Another area that merits further study is the effect of pressure and heater geometry. A systematic review of available data in literature revealed that the magnitude of the CHF enhancement in nanofluids is very strongly dependent on system pressure and heater geometry. These parametric effects must be carefully considered when assessing the potential of nanofluids for various industrial applications. For example, it is doubtable if nanofluids significantly enhance CHF even in the high-pressure condition, such as nucleate reactor core. Experiments are needed to extend the nanofluids' usability to many high-flux systems with a wide diversity of heater geometry and pressure conditions.

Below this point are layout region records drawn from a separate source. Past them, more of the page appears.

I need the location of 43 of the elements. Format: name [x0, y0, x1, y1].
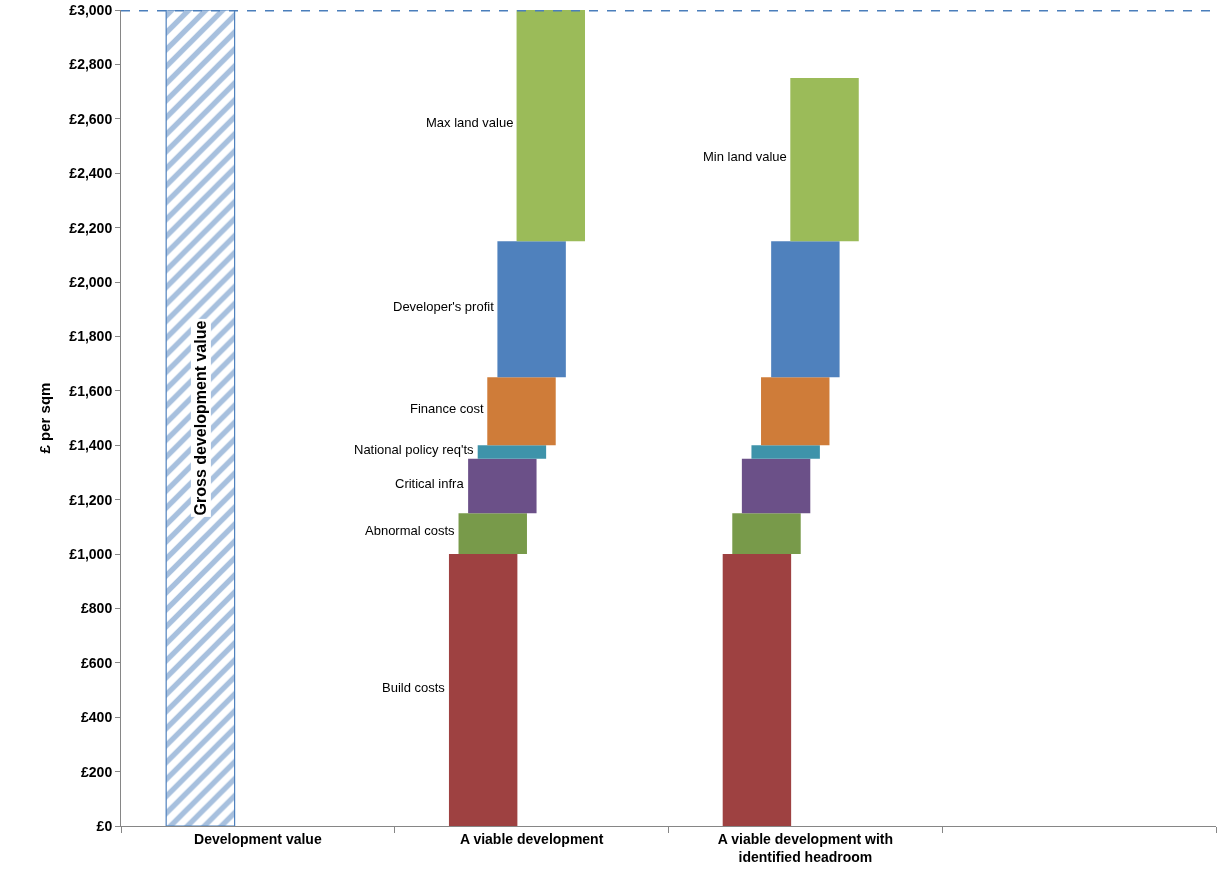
bar: [516, 10, 586, 242]
y-tick-label: £1,200: [69, 491, 113, 508]
bar: [487, 377, 556, 446]
bar: [761, 377, 830, 446]
y-tick-label: £2,400: [69, 165, 113, 182]
y-tick-label: £600: [81, 654, 113, 671]
series-label: Developer's profit: [393, 299, 495, 314]
bar: [790, 78, 859, 242]
y-tick-label: £200: [81, 763, 113, 780]
bar: [741, 458, 811, 514]
x-tick-label: A viable development with identified headroom: [717, 830, 894, 865]
bar: [497, 241, 566, 378]
y-tick-label: £2,200: [69, 219, 113, 236]
y-tick-label: £2,000: [69, 273, 113, 290]
series-label: Gross development value: [192, 320, 210, 516]
x-tick-label: Development value: [194, 830, 322, 847]
bar: [751, 445, 820, 459]
y-tick-label: £2,600: [69, 110, 113, 127]
y-tick-label: £2,800: [69, 56, 113, 73]
y-axis-title: £ per sqm: [35, 382, 53, 454]
series-label: National policy req'ts: [354, 442, 475, 457]
bar: [448, 554, 518, 826]
y-tick-label: £400: [81, 709, 113, 726]
bar: [771, 241, 840, 378]
bar: [458, 513, 527, 554]
y-tick-label: £3,000: [69, 1, 113, 18]
y-tick-label: £800: [81, 600, 113, 617]
series-label: Critical infra: [395, 476, 465, 491]
y-tick-label: £1,800: [69, 328, 113, 345]
y-tick-label: £1,600: [69, 382, 113, 399]
series-label: Abnormal costs: [365, 523, 456, 538]
y-tick-label: £1,000: [69, 545, 113, 562]
series-label: Finance cost: [410, 401, 485, 416]
y-tick-label: £0: [96, 817, 113, 834]
bar: [722, 554, 792, 826]
y-tick-label: £1,400: [69, 437, 113, 454]
series-label: Min land value: [703, 149, 787, 164]
bar: [477, 445, 547, 459]
series-label: Max land value: [426, 115, 514, 130]
series-label: Build costs: [382, 680, 446, 695]
bar: [468, 458, 537, 514]
x-tick-label: A viable development: [459, 830, 604, 847]
bar: [732, 513, 801, 554]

From a practical point of view, considering application of nanofluids to actual thermal-flow systems, good stability of nanoparticles is one of the critical necessary conditions, as indicated in the review of the microchannel flow boiling applications. Adding ionic additive to control electrostatic condition of solution is one of the simplest options to improve dispersion stability of nanoparticles in nanofluids, but it can severely alter characteristic structures of nanoparticle deposition on a heater surface, resulting in the distorted nucleate boiling CHF performance. There is no systematic study available in literature that describes the effects of additives on nucleate boiling CHF in nanofluids.

Competing interests

The author declares that they have no competing interests.

Authors' contributions

HK conducted the extensive literature review and drafted the manuscript. The author read and approved the final manuscript.